As far as their bitching, all they need to do is sell a story to the board of why they are not expendable and viola...new pay package. Look how long we have been negotiating in vain for a new agreement. There is give and take on both sides of the argument but all in all, senior management can easily change their pay and benefits.
>>I'm taking a cut, and I'm not elated,<<
I'm figuring, roughly, this will cost me about $500,000 in pay and retirement benefits. I haven't actually taken a calculator to the entire deal. Also, I have not see the actual TA
so it is just a guess. Plus, the DC plan for retirement is not clear aside from general figures of contributions.
>>but I'm a realist. My resume also has a defunct airline on it, and I've been down the road of draconian pay and benefit cuts before...<<
Intersting comment there. Reread that. "Defunct and draconian pay cuts before". I'm not being a creep here but I have always said that pay cuts do not save airlines. Name one carrier that survived and prospered while cutting pay.
>>and unlike now, my company then didn't ask me HOW
I wanted it or solicit input to make it more palatable for employees. Nor was there any business plan, financial briefing or any such thing provided for employees as it has been at CO
While I agree CO
has been campaigning, I do disagree with some of their analysis. Especially about labor CASM vis a vis the industry. CO
still enjoys a very competitive labor CASM. It is the non labor CASM causing the problems.
You can't fix non labor CASM by cutting pay. The fundamental problem is still there.

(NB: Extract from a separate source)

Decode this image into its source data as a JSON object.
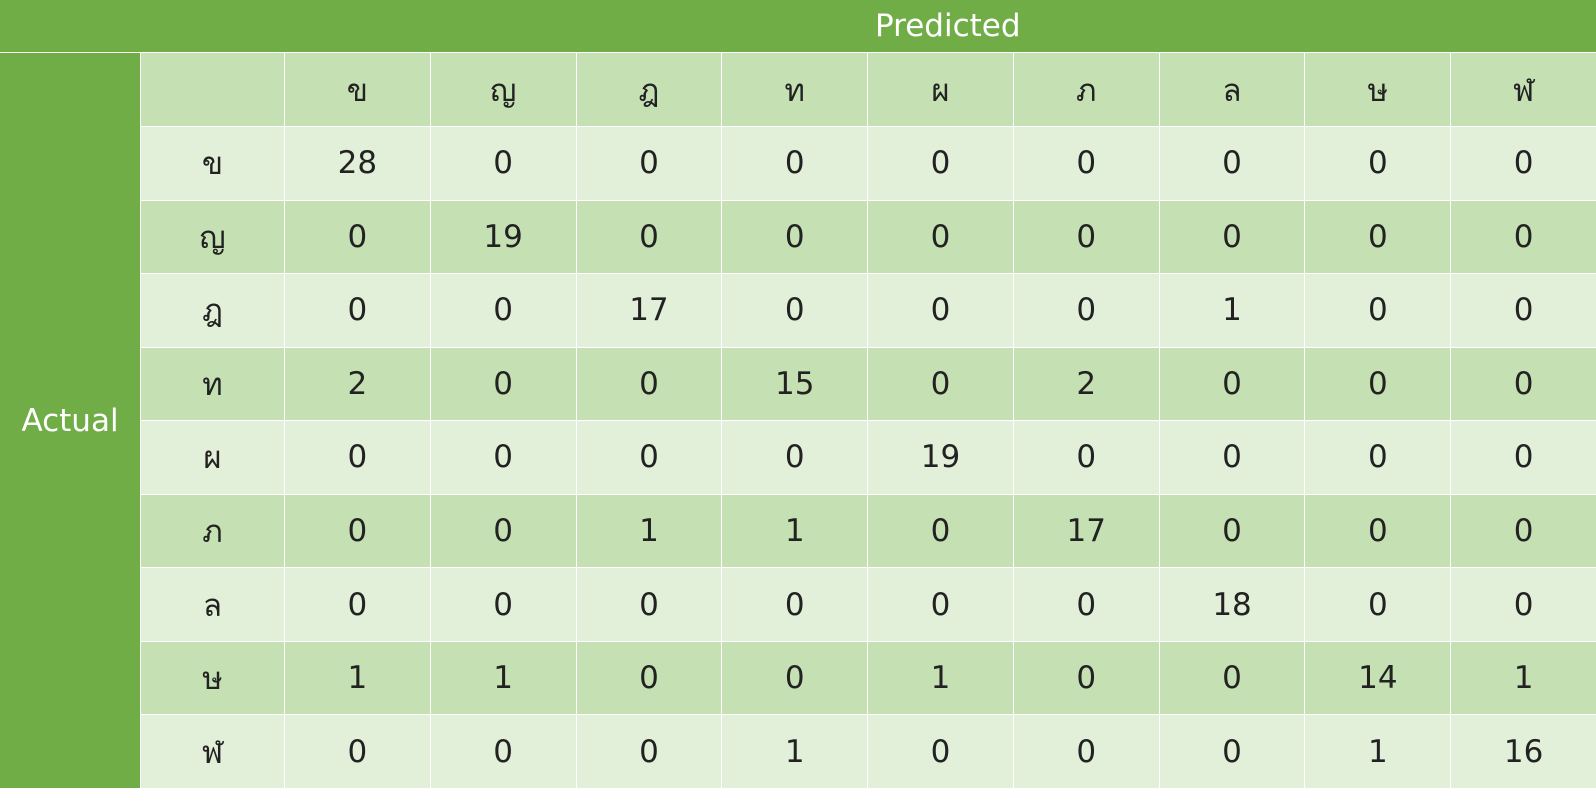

>>Now take a look at the provisions of the TA
above for the mechanics: they take a 4% all-in avg paycut, OT
is calculated based on 40 hrs per week not 8+ per day, and they lose 2 floating holidays! That's all!! Read the job protections in there--if that's all accurate then the mechanics don't have a single thing to gripe about! They're guaranteed increases, as well as no furloughs, no vacation changes, 401k stays, *plus* the modified profit sharing and now the stock options.<<
I won't speak for the mechanics. Remember they have already have had a new agreement and interim raises. We have been out of contract since 2002. That agreement was signed in 1997 and was by any standards then concessionary.
Thank you for the mature and frank discussion.